Imagine this: You are accused of cheating in your job. But you are categorically NOT cheating. Nevertheless, you are fired.
This absolute horror scenario is what happened to writer Michael Berben (not his real name). Michael has been a freelancer for the past three years, contributed to many different publications, and written about 200 articles over the course of his career.
Michael reached out to us, and I’d like to share his story. Because what happened to Michael is probably happening to a lot of creative workers right now. And it will happen to many more in the future: questionable AI detectors are literally destroying people’s livelihoods.
When writers become collateral damage
Like many writers, Michael has followed the advent of ChatGPT with curiosity on the one hand, and worry on the other. Curious, because ChatGPT might be help writers create better articles. Worried, because what if ChatGPT could replace writers entirely in the future?
What he wasn’t worried about: That ChatGPT might be the reason for him to be accused of cheating. That, though, is exactly what happened.

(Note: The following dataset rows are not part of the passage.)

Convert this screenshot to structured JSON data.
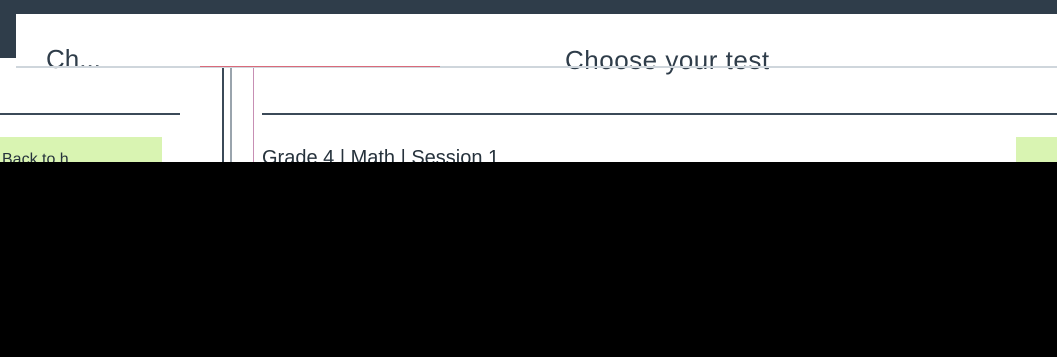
{
  "header": {
    "left_title": "Ch...",
    "right_title": "Choose your test"
  },
  "sidebar": {
    "back_button_label": "Back to h..."
  },
  "main": {
    "test_title": "Grade 4 | Math | Session 1"
  },
  "colors": {
    "frame": "#2f3d4a",
    "panel": "#ffffff",
    "accent_green": "#d9f4b2",
    "text": "#26323c",
    "overlay": "#000000"
  }
}
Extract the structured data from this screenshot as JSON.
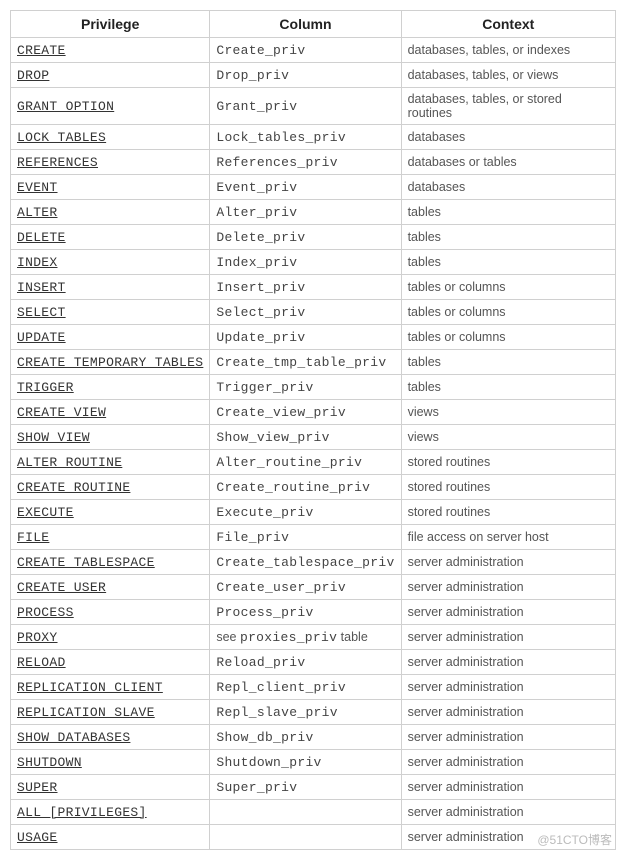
{
  "headers": {
    "privilege": "Privilege",
    "column": "Column",
    "context": "Context"
  },
  "rows": [
    {
      "privilege": "CREATE",
      "column": "Create_priv",
      "context": "databases, tables, or indexes"
    },
    {
      "privilege": "DROP",
      "column": "Drop_priv",
      "context": "databases, tables, or views"
    },
    {
      "privilege": "GRANT OPTION",
      "column": "Grant_priv",
      "context": "databases, tables, or stored routines"
    },
    {
      "privilege": "LOCK TABLES",
      "column": "Lock_tables_priv",
      "context": "databases"
    },
    {
      "privilege": "REFERENCES",
      "column": "References_priv",
      "context": "databases or tables"
    },
    {
      "privilege": "EVENT",
      "column": "Event_priv",
      "context": "databases"
    },
    {
      "privilege": "ALTER",
      "column": "Alter_priv",
      "context": "tables"
    },
    {
      "privilege": "DELETE",
      "column": "Delete_priv",
      "context": "tables"
    },
    {
      "privilege": "INDEX",
      "column": "Index_priv",
      "context": "tables"
    },
    {
      "privilege": "INSERT",
      "column": "Insert_priv",
      "context": "tables or columns"
    },
    {
      "privilege": "SELECT",
      "column": "Select_priv",
      "context": "tables or columns"
    },
    {
      "privilege": "UPDATE",
      "column": "Update_priv",
      "context": "tables or columns"
    },
    {
      "privilege": "CREATE TEMPORARY TABLES",
      "column": "Create_tmp_table_priv",
      "context": "tables"
    },
    {
      "privilege": "TRIGGER",
      "column": "Trigger_priv",
      "context": "tables"
    },
    {
      "privilege": "CREATE VIEW",
      "column": "Create_view_priv",
      "context": "views"
    },
    {
      "privilege": "SHOW VIEW",
      "column": "Show_view_priv",
      "context": "views"
    },
    {
      "privilege": "ALTER ROUTINE",
      "column": "Alter_routine_priv",
      "context": "stored routines"
    },
    {
      "privilege": "CREATE ROUTINE",
      "column": "Create_routine_priv",
      "context": "stored routines"
    },
    {
      "privilege": "EXECUTE",
      "column": "Execute_priv",
      "context": "stored routines"
    },
    {
      "privilege": "FILE",
      "column": "File_priv",
      "context": "file access on server host"
    },
    {
      "privilege": "CREATE TABLESPACE",
      "column": "Create_tablespace_priv",
      "context": "server administration"
    },
    {
      "privilege": "CREATE USER",
      "column": "Create_user_priv",
      "context": "server administration"
    },
    {
      "privilege": "PROCESS",
      "column": "Process_priv",
      "context": "server administration"
    },
    {
      "privilege": "PROXY",
      "column_prefix": "see ",
      "column_code": "proxies_priv",
      "column_suffix": " table",
      "context": "server administration"
    },
    {
      "privilege": "RELOAD",
      "column": "Reload_priv",
      "context": "server administration"
    },
    {
      "privilege": "REPLICATION CLIENT",
      "column": "Repl_client_priv",
      "context": "server administration"
    },
    {
      "privilege": "REPLICATION SLAVE",
      "column": "Repl_slave_priv",
      "context": "server administration"
    },
    {
      "privilege": "SHOW DATABASES",
      "column": "Show_db_priv",
      "context": "server administration"
    },
    {
      "privilege": "SHUTDOWN",
      "column": "Shutdown_priv",
      "context": "server administration"
    },
    {
      "privilege": "SUPER",
      "column": "Super_priv",
      "context": "server administration"
    },
    {
      "privilege": "ALL [PRIVILEGES]",
      "column": "",
      "context": "server administration"
    },
    {
      "privilege": "USAGE",
      "column": "",
      "context": "server administration"
    }
  ],
  "watermark": "@51CTO博客"
}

One day, Michael's main client informed him that they had started to use an AI detector, and the results were supposedly damning for him: his most recent articles flagged a 95% likelihood of being AI generated. His client started to look at all of his previous articles, many written before ChatGPT was even widley available, and Michael was notified that all his articles showed a likelihood of being AI generated of 65-95%. They terminated his contract with immediate effect. A decision solely based on a single number (or range) that the AI detector spit out.

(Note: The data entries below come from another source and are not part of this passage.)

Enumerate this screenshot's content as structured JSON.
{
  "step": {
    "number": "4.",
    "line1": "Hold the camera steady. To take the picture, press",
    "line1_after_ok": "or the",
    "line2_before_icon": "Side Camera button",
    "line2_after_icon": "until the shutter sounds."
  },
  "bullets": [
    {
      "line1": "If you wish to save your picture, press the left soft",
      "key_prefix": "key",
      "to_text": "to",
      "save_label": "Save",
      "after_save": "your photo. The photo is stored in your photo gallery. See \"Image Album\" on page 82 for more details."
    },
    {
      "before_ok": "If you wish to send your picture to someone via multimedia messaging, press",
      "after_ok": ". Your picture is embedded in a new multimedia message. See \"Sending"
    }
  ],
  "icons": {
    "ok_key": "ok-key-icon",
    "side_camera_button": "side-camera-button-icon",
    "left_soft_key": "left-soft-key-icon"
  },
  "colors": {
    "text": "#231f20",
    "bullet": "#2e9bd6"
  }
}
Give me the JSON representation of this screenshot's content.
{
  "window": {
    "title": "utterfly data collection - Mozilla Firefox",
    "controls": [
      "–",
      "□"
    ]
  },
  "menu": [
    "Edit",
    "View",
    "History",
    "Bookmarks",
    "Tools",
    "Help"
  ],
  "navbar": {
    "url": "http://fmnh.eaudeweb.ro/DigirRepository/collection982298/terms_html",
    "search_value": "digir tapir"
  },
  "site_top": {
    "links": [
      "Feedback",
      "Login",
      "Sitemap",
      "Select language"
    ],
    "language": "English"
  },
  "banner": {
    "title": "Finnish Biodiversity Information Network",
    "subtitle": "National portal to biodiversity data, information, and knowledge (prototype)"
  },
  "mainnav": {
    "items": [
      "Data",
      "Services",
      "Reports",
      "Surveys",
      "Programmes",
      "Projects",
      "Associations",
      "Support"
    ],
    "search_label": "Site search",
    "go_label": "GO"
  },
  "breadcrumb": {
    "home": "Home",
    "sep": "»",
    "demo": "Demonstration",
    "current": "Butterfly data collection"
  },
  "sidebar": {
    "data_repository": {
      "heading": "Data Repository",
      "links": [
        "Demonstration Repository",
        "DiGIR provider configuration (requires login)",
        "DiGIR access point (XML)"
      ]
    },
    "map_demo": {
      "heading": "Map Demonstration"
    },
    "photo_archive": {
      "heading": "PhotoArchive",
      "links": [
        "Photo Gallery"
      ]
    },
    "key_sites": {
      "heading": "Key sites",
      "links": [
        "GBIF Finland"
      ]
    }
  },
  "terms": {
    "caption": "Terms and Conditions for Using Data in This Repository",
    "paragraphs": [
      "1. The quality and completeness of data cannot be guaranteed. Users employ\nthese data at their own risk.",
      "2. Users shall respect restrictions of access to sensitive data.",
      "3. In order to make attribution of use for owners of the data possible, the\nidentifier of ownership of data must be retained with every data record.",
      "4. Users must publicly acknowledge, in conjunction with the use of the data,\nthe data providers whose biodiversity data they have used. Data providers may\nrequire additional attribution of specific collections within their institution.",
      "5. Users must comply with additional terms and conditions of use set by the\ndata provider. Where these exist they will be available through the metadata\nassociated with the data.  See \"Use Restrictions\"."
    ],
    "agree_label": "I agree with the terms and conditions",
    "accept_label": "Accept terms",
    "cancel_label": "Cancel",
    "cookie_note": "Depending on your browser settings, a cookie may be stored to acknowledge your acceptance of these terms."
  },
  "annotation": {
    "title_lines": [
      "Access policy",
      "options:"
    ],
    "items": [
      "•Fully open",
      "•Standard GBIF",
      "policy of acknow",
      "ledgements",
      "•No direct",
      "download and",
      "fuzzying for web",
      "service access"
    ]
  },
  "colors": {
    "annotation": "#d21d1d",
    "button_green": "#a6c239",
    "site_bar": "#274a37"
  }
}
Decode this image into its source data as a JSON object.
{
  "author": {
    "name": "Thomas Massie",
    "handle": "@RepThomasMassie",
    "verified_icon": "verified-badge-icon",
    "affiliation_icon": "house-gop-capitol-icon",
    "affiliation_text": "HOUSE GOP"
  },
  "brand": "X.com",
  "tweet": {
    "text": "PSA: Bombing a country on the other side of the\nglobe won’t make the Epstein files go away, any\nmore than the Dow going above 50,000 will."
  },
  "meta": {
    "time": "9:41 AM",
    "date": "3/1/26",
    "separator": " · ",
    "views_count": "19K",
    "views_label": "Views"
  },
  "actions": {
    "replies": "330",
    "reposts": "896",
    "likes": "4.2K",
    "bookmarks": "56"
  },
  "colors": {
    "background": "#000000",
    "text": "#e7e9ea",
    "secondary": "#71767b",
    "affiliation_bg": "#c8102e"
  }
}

Michael tried whatever he could to prove his articles were not AI generated. He even gave his client access to the full Google Docs history and showed them his writing process and progress, all edits included. But the seed of doubt that the AI detector had sowed was too strong. Michael lost his main client, and with it most of his income.
A number of things are problematic with this story. And I’d like to go over them one by one:
1. The accuracy of general AI detectors is questionable
General AI detection is flawed. Period. It’s not like the detection works almost all the time and Michael's case is one of the few very unfortunate outliers. No, false positives are the norm when it comes to general AI detection.
Even OpenAI themselves stopped offering their very own detector for this reason:
"The AI classifier is no longer available due to its low rate of accuracy." Open AI, creator of ChatGPT, on their detection
Outliers happen because the writing style of a text is very hard to interpret, and it ultimately also does not say anything about whether an AI/LLM wrote the text or not. Sure, ChatGPT uses a certain style, but that can be easily changed with a bit of prompt engineering.
At the same time, a writer might just coincidentally have a writing style that is similar to ChatGPT, even though they do all the work manually. For those reasons alone, trying to detect AI-written content based on individual pieces is futile.
2. AI detectors are advertising with cherry picked numbers
Given general AI detection doesn’t work well, you might think that companies offering their services in that area would be cautious. The opposite appears to be the case. Here are various claims found on AI detector websites:
“99% accuracy”
“99.1% accuracy”
“98% accuracy”
How do they even come up with these numbers? At Authory, we looked into AI detection ourselves , and we concluded that trying to detect AI written content based on individual pieces does not work. So, how come others are confident to mention things like “99% accuracy”?
Well, as so often in life, it depends on what you are looking at exactly. If your data set is small enough — say 2,000 articles only — chances are high that it contains data that is very easy to distinguish from AI-written content. That could be due to topic, or due to a very distinct writing style in the dataset. An accuracy that is based on such a small dataset is basically meaningless.
I am sure you have seen skincare adverts where they claim things such as “83% felt their skin to be smoother.” Sounds great, right? The fine print then usually says something like “based on a sample of 40 respondents.” With such a small sample size, getting one that will tell you how smooth their skin feels after applying your cream is fairly easy. Do this with a sample size of 1,000 respondents (or in the case of AI detectors, with a sample size of 100,000 articles) and you’ll be a lot more credible.
3. Writers have no way to defend themselves against the AI blackbox
According to the AI detector his employer was using, Michael’s texts were between 65-95% likely to be AI-generated, depending on the piece. Every seasoned writer will tell you that kind of accusation hurts, and it hurts badly. But how do you prove the AI detector wrong? You can show the research that went into your pieces, you can highlight your writing style, and you can explain your process. Having to go through all of this is pretty painful. But of course, Michael did it.
Desperate, Michael even reached out to the company providing the AI test. To no avail. They simply told him he should set up an account with them, buy himself some credits, and test his articles again himself. At the end of the day, nothing changed the fact that there was this all-encompassing metric being thrown at him saying: You are cheating.
The story's sad end
I wish I could say that Michael's story had a happy end after all. But it did not. His client didn’t change their mind. They were terrified of Google downranking any AI-generated content, and because of the apparently clear results from their AI checker, they couldn’t be convinced otherwise. Michael lost his client for good.